On November 12, 2013, Morningstar, Inc. released its report: The State of City Pension Plans 2013: A Deep Dive Into Shortfalls and Surpluses. The report analyzes city pension plan funding for the 25 most populous U.S. cities. In the study, Morningstar uses two measures related to fiscal solvency and the management of city pension plans: 1) the funded ratio; and 2) the unfunded actuarial accrued liability (UAAL) per capita (which represents the amount each city resident would need to pay to fully fund the state’s city’s unfunded liability). The data were compiled mainly from the most recent actuarial reports or comprehensive annual financial reports.
The 25 cities included in the analysis have more than $125 billion of unfunded pension liabilities. Among them, 22 have pension liabilities that will have to be funded either solely or mainly by the city. Morningstar reported that about 50% of the cities contributed the full annual required contribution (ARC) to fund employee benefits earned in the last fiscal year. In aggregate, the cities’ pension plans are 66.4% funded with an average unfunded liability of $3,776 per capita, although these varied widely among the cities. The study also reports that the median funded ratio is markedly better at 76.0%, with an average unfunded liability of $1,556 per capita. For comparison, Morningstar recently published a companion report, State of the State Pension Plans 2013, which found that state pension plans have an aggregate funding ratio of 72.6%, with a UAAL per capita of about $2,600.
With regard to the distribution of the cities’ funded ratios, 3 cities have funded ratios of 90% or more and 8 have UAALs of less than $1,000 per capita. In addition, 7 cities have funded ratios of at least 80%. Morningstar considers pension systems with an unfunded ratio of 80% or greater and/or a UAAL per capita under $1,500 to be in good condition. However, 7 of the evaluated cities have funded ratios below 70%.
According to the study’s author, Municipal Credit Analyst Rachel Barkley, the report focused on the 25 most populous cities because they are “major financial centers and play an important role in the overall economy and the larger municipal bond market.” In addition, the “nation’s largest cities often maintain their own pension plans, separate from those administered by the states. Therefore, in order to bring further clarity to the pension burden facing these entities, we have analyzed the pension plans and liabilities for the 25 most populous U.S. cities.”
The report concludes: “The main driver of long-term pension health for each city will, in our opinion, be driven by its management practices.
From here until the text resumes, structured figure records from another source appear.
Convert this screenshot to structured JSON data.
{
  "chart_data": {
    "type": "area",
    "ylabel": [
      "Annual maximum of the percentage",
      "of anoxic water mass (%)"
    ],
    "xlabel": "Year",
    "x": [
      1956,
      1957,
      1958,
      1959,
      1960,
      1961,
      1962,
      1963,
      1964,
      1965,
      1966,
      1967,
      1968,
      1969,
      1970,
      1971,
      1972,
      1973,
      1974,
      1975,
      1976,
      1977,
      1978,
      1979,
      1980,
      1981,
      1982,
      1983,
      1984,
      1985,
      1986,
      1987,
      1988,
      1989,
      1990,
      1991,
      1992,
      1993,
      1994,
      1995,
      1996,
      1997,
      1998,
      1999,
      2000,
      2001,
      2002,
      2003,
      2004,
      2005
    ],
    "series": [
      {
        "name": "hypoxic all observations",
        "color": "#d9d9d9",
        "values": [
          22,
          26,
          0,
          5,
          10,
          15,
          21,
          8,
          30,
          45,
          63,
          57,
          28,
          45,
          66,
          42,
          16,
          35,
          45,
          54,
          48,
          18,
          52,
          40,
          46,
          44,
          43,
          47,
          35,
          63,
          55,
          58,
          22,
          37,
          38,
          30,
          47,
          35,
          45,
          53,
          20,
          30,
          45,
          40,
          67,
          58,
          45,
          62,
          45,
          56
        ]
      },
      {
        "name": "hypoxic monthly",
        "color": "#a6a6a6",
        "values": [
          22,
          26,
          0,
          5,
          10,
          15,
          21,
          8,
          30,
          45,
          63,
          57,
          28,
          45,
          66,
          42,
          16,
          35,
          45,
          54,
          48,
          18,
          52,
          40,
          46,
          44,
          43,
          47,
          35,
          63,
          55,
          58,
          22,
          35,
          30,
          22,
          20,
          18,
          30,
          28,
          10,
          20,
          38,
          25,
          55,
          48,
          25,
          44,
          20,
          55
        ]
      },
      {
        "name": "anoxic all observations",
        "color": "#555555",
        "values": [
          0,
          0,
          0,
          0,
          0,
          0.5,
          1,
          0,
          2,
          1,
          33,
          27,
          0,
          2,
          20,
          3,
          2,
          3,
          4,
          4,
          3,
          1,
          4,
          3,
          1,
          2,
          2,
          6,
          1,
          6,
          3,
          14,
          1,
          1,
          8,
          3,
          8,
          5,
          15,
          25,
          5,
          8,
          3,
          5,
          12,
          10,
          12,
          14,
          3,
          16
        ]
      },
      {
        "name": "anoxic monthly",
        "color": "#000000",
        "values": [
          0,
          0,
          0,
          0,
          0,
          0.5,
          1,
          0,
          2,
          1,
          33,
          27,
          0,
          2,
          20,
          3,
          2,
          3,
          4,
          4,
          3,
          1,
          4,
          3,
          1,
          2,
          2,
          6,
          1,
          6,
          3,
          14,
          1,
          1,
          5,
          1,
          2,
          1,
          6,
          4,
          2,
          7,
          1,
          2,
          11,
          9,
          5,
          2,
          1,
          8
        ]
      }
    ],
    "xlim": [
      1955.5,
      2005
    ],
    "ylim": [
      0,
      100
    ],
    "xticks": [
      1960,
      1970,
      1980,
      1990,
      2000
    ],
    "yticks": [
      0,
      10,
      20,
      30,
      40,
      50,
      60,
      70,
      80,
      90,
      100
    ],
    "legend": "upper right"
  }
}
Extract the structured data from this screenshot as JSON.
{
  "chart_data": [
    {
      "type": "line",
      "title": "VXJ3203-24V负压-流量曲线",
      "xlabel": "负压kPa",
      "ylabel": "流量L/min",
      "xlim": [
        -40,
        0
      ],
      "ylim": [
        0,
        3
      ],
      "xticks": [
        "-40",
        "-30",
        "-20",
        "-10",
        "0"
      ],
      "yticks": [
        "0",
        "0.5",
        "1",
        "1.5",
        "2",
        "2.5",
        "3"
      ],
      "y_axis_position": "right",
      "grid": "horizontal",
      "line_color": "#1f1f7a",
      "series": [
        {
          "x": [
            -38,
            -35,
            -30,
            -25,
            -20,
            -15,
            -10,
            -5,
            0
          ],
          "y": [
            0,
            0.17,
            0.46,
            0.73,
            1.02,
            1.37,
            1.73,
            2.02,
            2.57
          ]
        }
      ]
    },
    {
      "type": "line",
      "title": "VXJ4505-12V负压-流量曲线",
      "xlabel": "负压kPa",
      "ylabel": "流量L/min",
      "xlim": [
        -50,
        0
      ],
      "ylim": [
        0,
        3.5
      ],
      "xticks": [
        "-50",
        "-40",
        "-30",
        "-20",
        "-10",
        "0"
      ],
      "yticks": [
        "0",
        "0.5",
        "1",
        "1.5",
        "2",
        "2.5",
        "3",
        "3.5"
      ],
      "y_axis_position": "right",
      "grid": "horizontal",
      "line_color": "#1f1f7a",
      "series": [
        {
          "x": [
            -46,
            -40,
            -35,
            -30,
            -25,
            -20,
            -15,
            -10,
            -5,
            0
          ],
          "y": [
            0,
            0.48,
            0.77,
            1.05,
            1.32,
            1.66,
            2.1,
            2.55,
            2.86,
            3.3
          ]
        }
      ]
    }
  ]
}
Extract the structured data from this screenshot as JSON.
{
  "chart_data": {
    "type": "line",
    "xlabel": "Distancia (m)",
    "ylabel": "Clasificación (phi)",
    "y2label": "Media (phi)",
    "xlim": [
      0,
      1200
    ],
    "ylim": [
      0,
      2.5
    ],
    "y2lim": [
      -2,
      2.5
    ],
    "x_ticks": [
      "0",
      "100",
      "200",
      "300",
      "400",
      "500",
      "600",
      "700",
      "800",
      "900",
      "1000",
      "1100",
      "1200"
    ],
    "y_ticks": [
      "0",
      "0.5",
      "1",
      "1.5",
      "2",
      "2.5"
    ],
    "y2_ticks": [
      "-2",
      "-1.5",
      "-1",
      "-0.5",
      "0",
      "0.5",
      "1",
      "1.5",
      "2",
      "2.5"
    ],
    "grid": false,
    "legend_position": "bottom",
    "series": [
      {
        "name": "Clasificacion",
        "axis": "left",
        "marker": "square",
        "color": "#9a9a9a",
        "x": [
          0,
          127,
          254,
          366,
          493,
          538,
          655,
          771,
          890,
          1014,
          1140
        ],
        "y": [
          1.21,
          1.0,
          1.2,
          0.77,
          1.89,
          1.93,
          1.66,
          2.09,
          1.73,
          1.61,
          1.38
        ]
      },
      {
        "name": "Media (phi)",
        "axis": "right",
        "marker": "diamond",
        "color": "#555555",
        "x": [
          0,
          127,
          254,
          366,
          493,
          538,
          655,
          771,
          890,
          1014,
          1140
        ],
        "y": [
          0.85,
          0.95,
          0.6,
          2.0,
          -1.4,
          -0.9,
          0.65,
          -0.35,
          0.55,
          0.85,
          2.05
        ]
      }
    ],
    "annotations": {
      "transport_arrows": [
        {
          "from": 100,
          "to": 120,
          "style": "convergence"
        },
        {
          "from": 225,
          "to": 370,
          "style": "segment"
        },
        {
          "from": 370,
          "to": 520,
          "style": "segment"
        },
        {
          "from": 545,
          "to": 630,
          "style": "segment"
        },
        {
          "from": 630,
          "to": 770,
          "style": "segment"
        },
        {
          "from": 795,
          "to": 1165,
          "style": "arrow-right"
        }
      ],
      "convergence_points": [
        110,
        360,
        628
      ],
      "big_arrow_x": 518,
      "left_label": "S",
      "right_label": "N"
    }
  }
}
Entities that fully fund the ARC, actively seek to manage pension liabilities, and periodically review their actuarial assumptions and investment policies are likely to maintain adequate pension funded levels in the long run. Governments’ treatment of pension funding and benefits in times of positive market returns and overall economic growth will also be a key indicator of whether plans will experience significant stress in future recessions.”
Individual data for each plan are also included in the report. Although this is the first report prepared by Morningstar on city pension plan funding, it expects to provide an annual updated report to inform investors about the fiscal health of each city’s pension liabilities and the potential impact on the city’s overall credit quality.